Video Activity Analysis
The videos recorded by UAM can be lengthy and dull to watch. Advanced User Activity Monitoring software can analyze such vides to automatically find trouble spots and even automatically trigger alerts and detailed logs under such scenarios.
User Activity Logs
UAM solutions transcribe all documented activities into user activity log data. UAM logs match up with video-playbacks of parallel actions. Some examples of items logged are names of applications opened, titles of pages viewed, URLs visited, text (typed, edited, copied/pasted), commands and scripts executed.
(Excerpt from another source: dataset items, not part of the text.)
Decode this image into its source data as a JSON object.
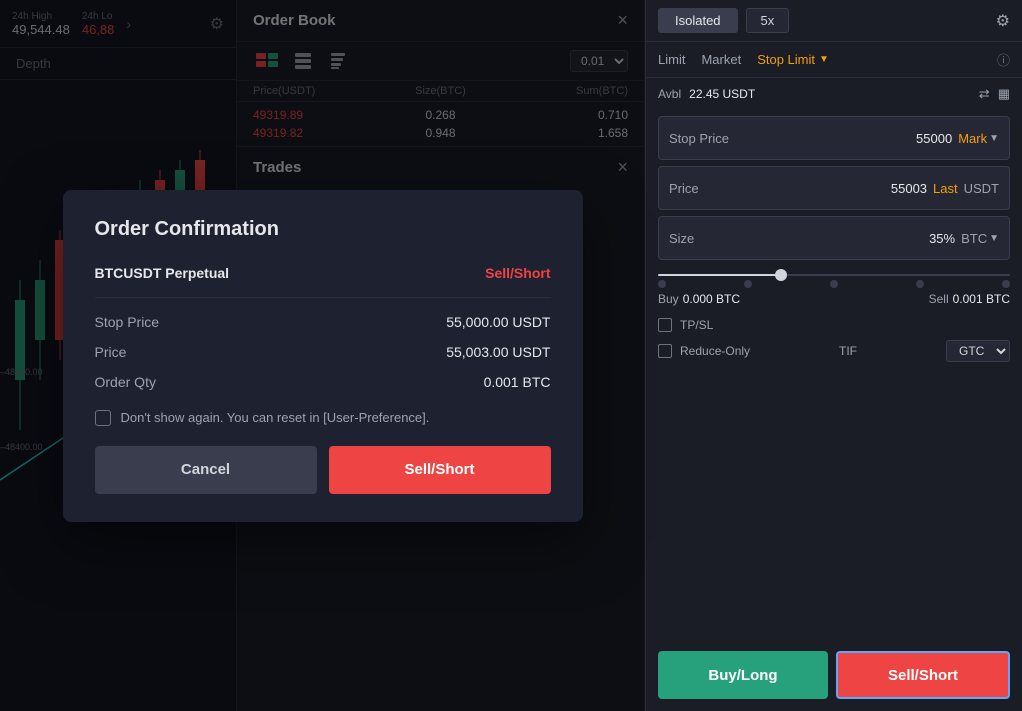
{
  "left_panel": {
    "stats": {
      "high_label": "24h High",
      "high_value": "49,544.48",
      "low_label": "24h Lo",
      "low_value": "46,88"
    },
    "depth_tab": "Depth",
    "price_lines": [
      "48600.00",
      "48400.00"
    ]
  },
  "orderbook": {
    "title": "Order Book",
    "close_btn": "×",
    "size_option": "0.01",
    "columns": [
      "Price(USDT)",
      "Size(BTC)",
      "Sum(BTC)"
    ],
    "rows_sell": [
      {
        "price": "49319.89",
        "size": "0.268",
        "sum": "0.710"
      },
      {
        "price": "49319.82",
        "size": "0.948",
        "sum": "1.658"
      }
    ],
    "trades_title": "Trades",
    "trades_close": "×"
  },
  "right_panel": {
    "mode_isolated": "Isolated",
    "mode_leverage": "5x",
    "settings_icon": "⚙",
    "order_types": {
      "limit": "Limit",
      "market": "Market",
      "stop_limit": "Stop Limit",
      "dropdown_arrow": "▼"
    },
    "info_icon": "ⓘ",
    "avbl_label": "Avbl",
    "avbl_value": "22.45 USDT",
    "transfer_icon": "⇄",
    "calc_icon": "▦",
    "stop_price_label": "Stop Price",
    "stop_price_value": "55000",
    "stop_price_type": "Mark",
    "stop_price_dropdown": "▼",
    "price_label": "Price",
    "price_value": "55003",
    "price_type": "Last",
    "price_currency": "USDT",
    "size_label": "Size",
    "size_percent": "35%",
    "size_currency": "BTC",
    "size_dropdown": "▼",
    "buy_label": "Buy",
    "buy_value": "0.000 BTC",
    "sell_label": "Sell",
    "sell_value": "0.001 BTC",
    "tpsl_label": "TP/SL",
    "reduce_only_label": "Reduce-Only",
    "tif_label": "TIF",
    "tif_value": "GTC",
    "buy_btn": "Buy/Long",
    "sell_btn": "Sell/Short"
  },
  "modal": {
    "title": "Order Confirmation",
    "pair": "BTCUSDT Perpetual",
    "side": "Sell/Short",
    "stop_price_label": "Stop Price",
    "stop_price_value": "55,000.00 USDT",
    "price_label": "Price",
    "price_value": "55,003.00 USDT",
    "qty_label": "Order Qty",
    "qty_value": "0.001 BTC",
    "checkbox_text": "Don't show again. You can reset in [User-Preference].",
    "cancel_btn": "Cancel",
    "sell_btn": "Sell/Short"
  }
}
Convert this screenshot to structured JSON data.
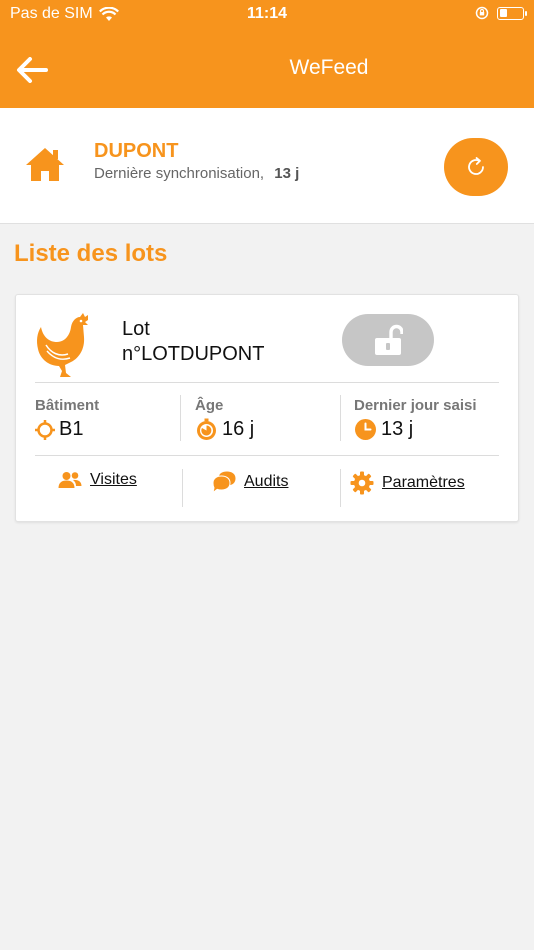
{
  "status_bar": {
    "carrier": "Pas de SIM",
    "time": "11:14"
  },
  "header": {
    "title": "WeFeed"
  },
  "farm": {
    "name": "DUPONT",
    "sync_label": "Dernière synchronisation,",
    "sync_value": "13 j"
  },
  "section": {
    "title": "Liste des lots"
  },
  "lot": {
    "line1": "Lot",
    "line2": "n°LOTDUPONT",
    "batiment_label": "Bâtiment",
    "batiment_value": "B1",
    "age_label": "Âge",
    "age_value": "16 j",
    "dernier_label": "Dernier jour saisi",
    "dernier_value": "13 j",
    "actions": {
      "visites": "Visites",
      "audits": "Audits",
      "parametres": "Paramètres"
    }
  },
  "colors": {
    "accent": "#f7941d",
    "lock_bg": "#c6c6c6"
  }
}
Compliance Report Automation
Achieve perfect compliance by tracking every access to corporate servers and databases, with detailed usage reporting and total application coverage.
Zero Gap Recording
UAM software records & analyzes user activity in every application, Web page and system area, over any connection protocol (RDP, SSH, Telnet, ICA, direct console login, etc.). UAM even records sessions in Citrix published applications, Citrix virtual desktops and VMware environments, as well as stand-alone Windows, Unix, Linux desktops and servers.
Third Party Vendor or Contractor Monitoring
Learn exactly what third party vendors or contractors are doing on your company’s networks and servers. Improve security and ensure transparent operations.
Privileged User Monitoring
Monitor privileged users having high profile access to sensitive corporate data and other critical information.
Robust Security
Enhance information and data security across the corporate network with having the privilege to know who did what and when on your networks.